The lack of shared information ultimately leads to inefficiencies, reduced productivity, and lowering of morale. In today’s customer-centric, omni-channel environment, departmental silos continue to impede companies’ ability to execute complex, enterprise scale projects.

The root cause of a silo mindset is a top-down issue, arising from a conflicted senior leadership team. What are the best-practices that lower-level executives and managers can follow to ensure the silo mindset doesn’t negatively impact their projects? 

Tear down the walls: End departmental silos and watch customer satisfaction soar

Let’s focus on a few fundamental best practices that – in my experience – will deliver the biggest bang for your buck, while not requiring you to move mountains to end departmental silos.

If these fundamental best practices are not followed, projects can be over budget, delayed, and ultimately not deliver what was needed. 

1.) You need executive alignment between the business and IT to be successful

A successful project requires all stakeholders to be aligned – most importantly the departmental executive sponsors responsible for the project.

In a typical organization, business’ role is to identify needed capabilities, and IT’s role is to provide the technology to deliver these capabilities. The initial impediment to alignment is typically who owns the budget, and their subsequent driving of the project as they see fit. 

Regardless of who owns the budget, it’s critical that executive sponsors from IT and the business are aligned on what capabilities the project will deliver, when will they be delivered, and what resources will be required from their respective departments.   

To ensure this alignment, executive sponsors need to engage in recurring steering committee meetings to stay updated and aligned. There needs to be some form of documentation, capturing baseline requirements, and technical approach, as well as a project plan clearly specifying roles and responsibilities for the various team members. 

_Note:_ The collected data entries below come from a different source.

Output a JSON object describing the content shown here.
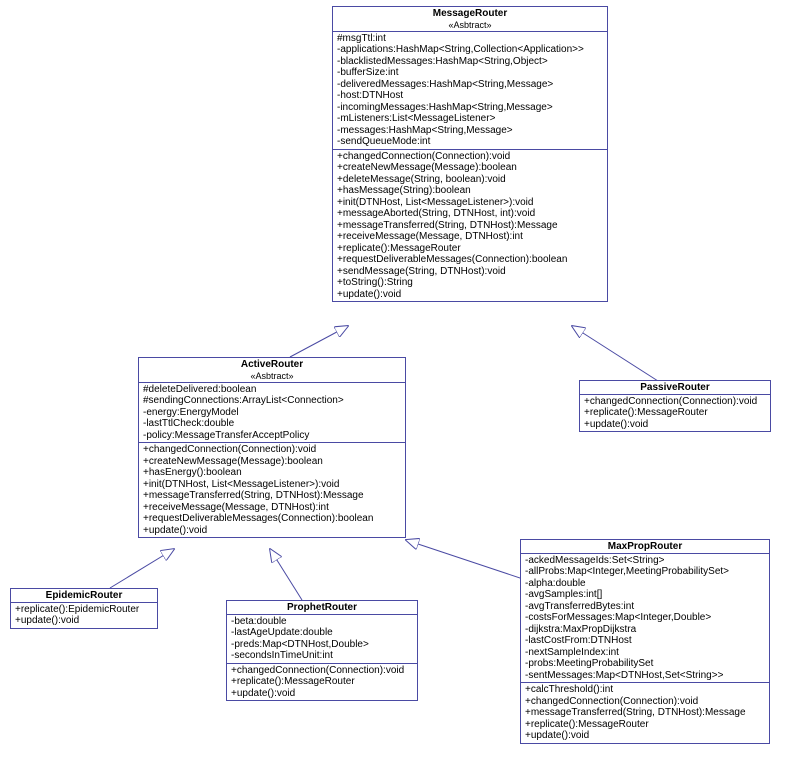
{
  "classes": {
    "messageRouter": {
      "name": "MessageRouter",
      "stereo": "«Asbtract»",
      "attrs": [
        "#msgTtl:int",
        "-applications:HashMap<String,Collection<Application>>",
        "-blacklistedMessages:HashMap<String,Object>",
        "-bufferSize:int",
        "-deliveredMessages:HashMap<String,Message>",
        "-host:DTNHost",
        "-incomingMessages:HashMap<String,Message>",
        "-mListeners:List<MessageListener>",
        "-messages:HashMap<String,Message>",
        "-sendQueueMode:int"
      ],
      "ops": [
        "+changedConnection(Connection):void",
        "+createNewMessage(Message):boolean",
        "+deleteMessage(String, boolean):void",
        "+hasMessage(String):boolean",
        "+init(DTNHost, List<MessageListener>):void",
        "+messageAborted(String, DTNHost, int):void",
        "+messageTransferred(String, DTNHost):Message",
        "+receiveMessage(Message, DTNHost):int",
        "+replicate():MessageRouter",
        "+requestDeliverableMessages(Connection):boolean",
        "+sendMessage(String, DTNHost):void",
        "+toString():String",
        "+update():void"
      ]
    },
    "activeRouter": {
      "name": "ActiveRouter",
      "stereo": "«Asbtract»",
      "attrs": [
        "#deleteDelivered:boolean",
        "#sendingConnections:ArrayList<Connection>",
        "-energy:EnergyModel",
        "-lastTtlCheck:double",
        "-policy:MessageTransferAcceptPolicy"
      ],
      "ops": [
        "+changedConnection(Connection):void",
        "+createNewMessage(Message):boolean",
        "+hasEnergy():boolean",
        "+init(DTNHost, List<MessageListener>):void",
        "+messageTransferred(String, DTNHost):Message",
        "+receiveMessage(Message, DTNHost):int",
        "+requestDeliverableMessages(Connection):boolean",
        "+update():void"
      ]
    },
    "passiveRouter": {
      "name": "PassiveRouter",
      "ops": [
        "+changedConnection(Connection):void",
        "+replicate():MessageRouter",
        "+update():void"
      ]
    },
    "epidemicRouter": {
      "name": "EpidemicRouter",
      "ops": [
        "+replicate():EpidemicRouter",
        "+update():void"
      ]
    },
    "prophetRouter": {
      "name": "ProphetRouter",
      "attrs": [
        "-beta:double",
        "-lastAgeUpdate:double",
        "-preds:Map<DTNHost,Double>",
        "-secondsInTimeUnit:int"
      ],
      "ops": [
        "+changedConnection(Connection):void",
        "+replicate():MessageRouter",
        "+update():void"
      ]
    },
    "maxPropRouter": {
      "name": "MaxPropRouter",
      "attrs": [
        "-ackedMessageIds:Set<String>",
        "-allProbs:Map<Integer,MeetingProbabilitySet>",
        "-alpha:double",
        "-avgSamples:int[]",
        "-avgTransferredBytes:int",
        "-costsForMessages:Map<Integer,Double>",
        "-dijkstra:MaxPropDijkstra",
        "-lastCostFrom:DTNHost",
        "-nextSampleIndex:int",
        "-probs:MeetingProbabilitySet",
        "-sentMessages:Map<DTNHost,Set<String>>"
      ],
      "ops": [
        "+calcThreshold():int",
        "+changedConnection(Connection):void",
        "+messageTransferred(String, DTNHost):Message",
        "+replicate():MessageRouter",
        "+update():void"
      ]
    }
  }
}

This baseline documentation should be updated regularly as ongoing dialog, decisions, and priorities shift the agreed-upon plan. While this might sound quite basic, it’s not that unusual for department executive stakeholders not to be aligned. I’ve seen numerous projects where the executive stakeholders from each department have not met or communicated until the initial kickoff meeting, and then disappear until the end of the project. 

2.) IT and the business must leverage a common project management methodology

Typically, IT will own and drive project management and software development methodologies. Even more mature companies with a Project Management Office (PMO) will co-locate the PMO within the IT department. 

While most organizations do have some form of methodology to drive complex, enterprise-scale projects, the methodology hasn’t been fully adopted by the business. This leads to misaligned expectations on what will be delivered, when, and how much it will cost. 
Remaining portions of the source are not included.